Perwakilan ACI bersama peserta masyarakat berarak menuju TIM, memandang bangunan anyar ini dari luar.
Membentengi kesenian: Fasad Gedung Panjang berstruktur beton, besi dan kaca | Foto: Nabila Giovanna Widodo
Dominasi Jubah Brutalist
Andra Matin bukanlah nama yang asing dalam dunia arsitektur, pun hasil gubahan beliau, yang akrab disebut Mas Aang, dalam membangun beberapa tengaran seni di Ibu Kota, sebut saja Salihara Arts Center dan Dia.Lo.Gue Artspace. Kecenderungan Mas Aang dalam menggunakan material seperti beton dan kayu dengan finishing natural sudah menjadi ciri khas beliau dalam menciptakan gubahan arsitektur. “Ekspresi material yang jujur seperti beton punya keindahan sendiri,” dikutip dari wawancara Mas Aang dengan Whiteboardjournal. Selain kejujuran yang diciptakan material beton, penekanan pada warna abu yang ditimbulkan beton membuat warna tersebut lembut untuk dilihat dan menetralisir warna debu terutama pada bangunan Ibu Kota. Tidak jarang, eksplorasi beliau dalam mengekspos kualitas material sebagaimana adanya membuat karya beliau terlihat seperti sebuah produk dari gaya arsitektur Brutalist, tidak luput karya beliau terkini, wajah baru Taman Ismail Marzuki. Namun terlebih dahulu, apa yang dimaksud dengan arsitektur brutalist?
God, it’s brutal out here
Sederhananya, arsitektur brutalist bukan merujuk pada suatu gubahan arsitektur yang kejam, melainkan sebuah istilah yang berasal dari bahasa perancis béton brut yang berarti beton mentah. Berkembang dan populer pada tahun 1950-1970, sebuah gaya arsitektur pasca perang karena kebutuhan konstruksi dengan biaya minim, gubahan dengan elemen modular dan repetitif, dan yang utama adalah penekanan pada obsesi dalam mengekspresikan kejujuran material. Mulai ditinggalkan pada tahun 1980 karena ekspresi yang dihasilkan terlalu dingin, keras, sering diasosiasikan dengan totaliterisme, namun kembali sering diadopsi lantaran dianggap estetis.
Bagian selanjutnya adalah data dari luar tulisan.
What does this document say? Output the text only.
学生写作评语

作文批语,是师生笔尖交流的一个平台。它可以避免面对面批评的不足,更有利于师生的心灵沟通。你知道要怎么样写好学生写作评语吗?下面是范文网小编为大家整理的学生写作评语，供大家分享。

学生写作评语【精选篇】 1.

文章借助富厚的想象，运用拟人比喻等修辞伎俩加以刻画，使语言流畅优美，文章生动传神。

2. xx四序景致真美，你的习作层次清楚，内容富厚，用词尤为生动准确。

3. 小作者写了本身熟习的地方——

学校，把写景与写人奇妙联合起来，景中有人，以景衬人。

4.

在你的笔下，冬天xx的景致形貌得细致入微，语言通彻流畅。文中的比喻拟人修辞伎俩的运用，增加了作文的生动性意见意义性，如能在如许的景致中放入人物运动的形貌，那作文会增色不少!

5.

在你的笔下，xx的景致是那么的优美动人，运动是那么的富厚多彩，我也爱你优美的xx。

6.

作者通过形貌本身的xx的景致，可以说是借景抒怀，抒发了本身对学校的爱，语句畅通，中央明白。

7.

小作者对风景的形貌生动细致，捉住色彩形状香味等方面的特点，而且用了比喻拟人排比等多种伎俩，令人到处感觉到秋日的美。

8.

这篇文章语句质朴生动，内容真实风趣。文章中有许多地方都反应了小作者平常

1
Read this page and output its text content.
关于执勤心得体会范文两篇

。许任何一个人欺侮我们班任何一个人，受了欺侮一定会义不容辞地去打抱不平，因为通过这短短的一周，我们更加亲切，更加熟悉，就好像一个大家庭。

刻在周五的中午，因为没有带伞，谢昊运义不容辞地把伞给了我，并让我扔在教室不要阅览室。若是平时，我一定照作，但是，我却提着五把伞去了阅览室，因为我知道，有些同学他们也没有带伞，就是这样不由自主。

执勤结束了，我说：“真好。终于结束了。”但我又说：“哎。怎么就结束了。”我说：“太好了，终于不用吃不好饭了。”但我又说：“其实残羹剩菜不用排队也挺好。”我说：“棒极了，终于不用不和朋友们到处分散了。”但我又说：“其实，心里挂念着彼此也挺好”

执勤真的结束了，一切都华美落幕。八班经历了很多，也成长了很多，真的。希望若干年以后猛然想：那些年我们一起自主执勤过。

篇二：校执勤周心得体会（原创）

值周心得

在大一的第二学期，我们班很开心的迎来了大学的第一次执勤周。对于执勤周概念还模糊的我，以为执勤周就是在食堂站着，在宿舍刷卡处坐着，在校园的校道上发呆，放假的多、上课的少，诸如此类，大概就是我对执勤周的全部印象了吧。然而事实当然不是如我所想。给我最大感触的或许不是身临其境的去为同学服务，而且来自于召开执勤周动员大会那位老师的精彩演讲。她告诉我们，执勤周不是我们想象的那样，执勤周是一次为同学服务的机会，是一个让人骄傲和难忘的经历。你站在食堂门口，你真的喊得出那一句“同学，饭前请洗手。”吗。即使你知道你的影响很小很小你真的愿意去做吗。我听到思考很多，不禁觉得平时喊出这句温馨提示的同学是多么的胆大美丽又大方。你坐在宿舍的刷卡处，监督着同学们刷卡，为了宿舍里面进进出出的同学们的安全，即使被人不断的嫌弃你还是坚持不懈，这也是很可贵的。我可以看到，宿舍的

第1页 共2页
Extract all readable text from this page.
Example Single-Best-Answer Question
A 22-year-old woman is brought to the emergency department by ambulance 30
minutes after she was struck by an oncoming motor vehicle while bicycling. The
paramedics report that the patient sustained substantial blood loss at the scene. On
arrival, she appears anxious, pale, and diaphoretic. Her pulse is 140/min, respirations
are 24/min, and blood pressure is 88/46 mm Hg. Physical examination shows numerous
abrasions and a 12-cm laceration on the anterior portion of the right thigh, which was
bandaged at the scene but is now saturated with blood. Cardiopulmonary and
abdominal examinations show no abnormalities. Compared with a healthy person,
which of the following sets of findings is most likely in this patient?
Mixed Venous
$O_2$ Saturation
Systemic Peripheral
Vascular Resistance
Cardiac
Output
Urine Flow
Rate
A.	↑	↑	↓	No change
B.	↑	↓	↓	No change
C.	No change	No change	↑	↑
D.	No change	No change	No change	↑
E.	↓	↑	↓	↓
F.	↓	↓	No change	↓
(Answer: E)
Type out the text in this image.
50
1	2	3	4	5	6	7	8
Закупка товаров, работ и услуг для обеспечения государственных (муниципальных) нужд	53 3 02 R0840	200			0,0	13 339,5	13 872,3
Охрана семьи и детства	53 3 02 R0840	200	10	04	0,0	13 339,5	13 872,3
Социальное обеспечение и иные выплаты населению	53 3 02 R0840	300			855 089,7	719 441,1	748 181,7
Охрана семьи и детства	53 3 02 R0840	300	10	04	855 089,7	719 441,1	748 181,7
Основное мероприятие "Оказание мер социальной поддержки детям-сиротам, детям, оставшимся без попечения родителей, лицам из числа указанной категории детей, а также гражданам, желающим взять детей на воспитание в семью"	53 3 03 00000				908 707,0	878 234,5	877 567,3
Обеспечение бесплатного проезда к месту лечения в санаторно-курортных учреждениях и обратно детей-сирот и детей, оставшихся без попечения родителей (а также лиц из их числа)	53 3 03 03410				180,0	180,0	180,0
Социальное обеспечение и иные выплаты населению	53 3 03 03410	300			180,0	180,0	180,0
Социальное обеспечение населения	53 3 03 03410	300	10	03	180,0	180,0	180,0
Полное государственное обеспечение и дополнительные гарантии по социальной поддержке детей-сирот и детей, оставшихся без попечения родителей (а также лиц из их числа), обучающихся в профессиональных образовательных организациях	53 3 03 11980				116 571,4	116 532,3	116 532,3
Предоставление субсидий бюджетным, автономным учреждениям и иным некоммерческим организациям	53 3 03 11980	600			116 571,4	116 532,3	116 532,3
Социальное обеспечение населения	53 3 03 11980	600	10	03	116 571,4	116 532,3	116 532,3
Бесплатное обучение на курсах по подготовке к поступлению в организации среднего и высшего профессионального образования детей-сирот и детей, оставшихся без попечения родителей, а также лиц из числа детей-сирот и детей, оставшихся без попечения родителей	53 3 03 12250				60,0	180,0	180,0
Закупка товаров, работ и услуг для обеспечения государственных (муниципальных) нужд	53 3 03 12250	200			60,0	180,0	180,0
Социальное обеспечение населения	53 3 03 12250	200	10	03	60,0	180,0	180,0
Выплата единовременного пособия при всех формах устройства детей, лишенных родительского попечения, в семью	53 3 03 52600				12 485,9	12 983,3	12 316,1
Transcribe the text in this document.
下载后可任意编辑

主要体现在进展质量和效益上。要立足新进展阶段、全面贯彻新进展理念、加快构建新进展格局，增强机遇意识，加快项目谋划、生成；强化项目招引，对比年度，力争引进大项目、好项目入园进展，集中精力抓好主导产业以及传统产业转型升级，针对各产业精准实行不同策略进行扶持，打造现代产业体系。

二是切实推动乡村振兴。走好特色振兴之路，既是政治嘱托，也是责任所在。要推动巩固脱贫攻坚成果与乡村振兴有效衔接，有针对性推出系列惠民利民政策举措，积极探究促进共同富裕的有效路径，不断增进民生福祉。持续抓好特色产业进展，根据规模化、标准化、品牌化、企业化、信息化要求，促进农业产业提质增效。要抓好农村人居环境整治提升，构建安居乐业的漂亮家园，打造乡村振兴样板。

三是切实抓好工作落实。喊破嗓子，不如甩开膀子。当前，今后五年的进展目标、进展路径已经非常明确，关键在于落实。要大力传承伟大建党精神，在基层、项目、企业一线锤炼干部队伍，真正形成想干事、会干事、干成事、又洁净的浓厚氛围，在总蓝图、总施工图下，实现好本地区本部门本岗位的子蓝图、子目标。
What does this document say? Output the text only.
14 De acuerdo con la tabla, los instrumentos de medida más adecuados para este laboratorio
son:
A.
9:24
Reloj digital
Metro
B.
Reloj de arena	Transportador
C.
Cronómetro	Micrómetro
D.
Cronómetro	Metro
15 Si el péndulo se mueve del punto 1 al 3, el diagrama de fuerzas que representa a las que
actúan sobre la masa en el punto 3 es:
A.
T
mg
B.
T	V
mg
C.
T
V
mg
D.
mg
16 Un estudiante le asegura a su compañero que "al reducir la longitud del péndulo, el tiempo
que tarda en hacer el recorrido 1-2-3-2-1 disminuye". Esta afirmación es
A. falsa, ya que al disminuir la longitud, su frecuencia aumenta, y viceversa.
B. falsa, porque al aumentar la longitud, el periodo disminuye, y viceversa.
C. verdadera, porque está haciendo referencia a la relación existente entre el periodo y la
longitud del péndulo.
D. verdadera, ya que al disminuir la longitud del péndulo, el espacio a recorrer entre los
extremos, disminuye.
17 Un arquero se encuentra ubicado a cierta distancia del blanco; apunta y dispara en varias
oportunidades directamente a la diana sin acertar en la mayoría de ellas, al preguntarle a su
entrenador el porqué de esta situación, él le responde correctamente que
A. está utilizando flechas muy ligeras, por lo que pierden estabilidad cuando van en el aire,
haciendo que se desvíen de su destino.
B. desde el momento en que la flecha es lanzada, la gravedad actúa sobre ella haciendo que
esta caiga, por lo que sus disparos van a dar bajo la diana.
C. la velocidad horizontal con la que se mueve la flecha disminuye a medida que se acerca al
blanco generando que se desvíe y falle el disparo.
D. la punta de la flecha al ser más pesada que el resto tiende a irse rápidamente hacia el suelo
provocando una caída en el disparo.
Balok Beton bertingkat dan berdimensi besar: Dirancang menjadi serba fungsi, Gedung Panjang akan antara lain memfasilitasi perpustakaan, tempat penginapan serta galeri. Masa silam sebelum renovasi, bagian ini dari kawasan TIM merupakan lahan parkir dengan beberapa warung makanan di pinggir parkiran | Foto: Nabila Giovanna Widodo
Dulu lahan parkir, kini gedung par—. Gedung Panjang di TIM, koherensi secara horizontal dan vertikal antara struktur bangunan dan bagian-bagian terbuka
Naungan di lantai dasar Gedung Panjang. Adem sepertinya.
Bukan keseluruhan dari komplek Taman Ismail Marzuki direvitalisasi dengan mengadopsi gaya arsitektur brutalist. Galeri Cipta masih berdiri, pun dengan Planetarium yang saat ini sedang dalam masa renovasi masih mempertahankan bentuk kubah lingkaran. Namun, adisi bangunan taman parkir beratap hijau serta Gedung Panjang yang berdiri tinggi, kini mendominasi pemandangan komplek Taman Ismail Marzuki.
Berpelesir di Beton
Pada April 2022, kru Art Calls Indonesia sempat berkunjung melewati wajah baru TIM bersama beberapa figur masyarakat yang punya kenangan tersendiri dengan Taman Ismail Marzuki. Impresi pertama mereka melihat Gedung Panjang kurang menggugah perasaan mereka mengenai sebuah bangunan kesenian. Material beton yang diolah sejujur-jujurnya menciptakan dominasi warna abu-abu pada badan Gedung Panjang dan Gedung Parkir, sebuah warna netral dan sederhana. Karakteristik akromatik yang ditimbulkan warna abu memberi kemungkinan agar bangunan menjadi tidak mencolok, bisa jadi didirikan dengan warna netral untuk menjadi latar bagi perkembangan seni yang akan datang. Namun, absennya warna pada warna abu seolah tidak memberikan jiwa pada ruangan yang terbentuk, disaat semua produk seni dan budaya berasal dari semua yang menghembuskan napas dan berjiwa.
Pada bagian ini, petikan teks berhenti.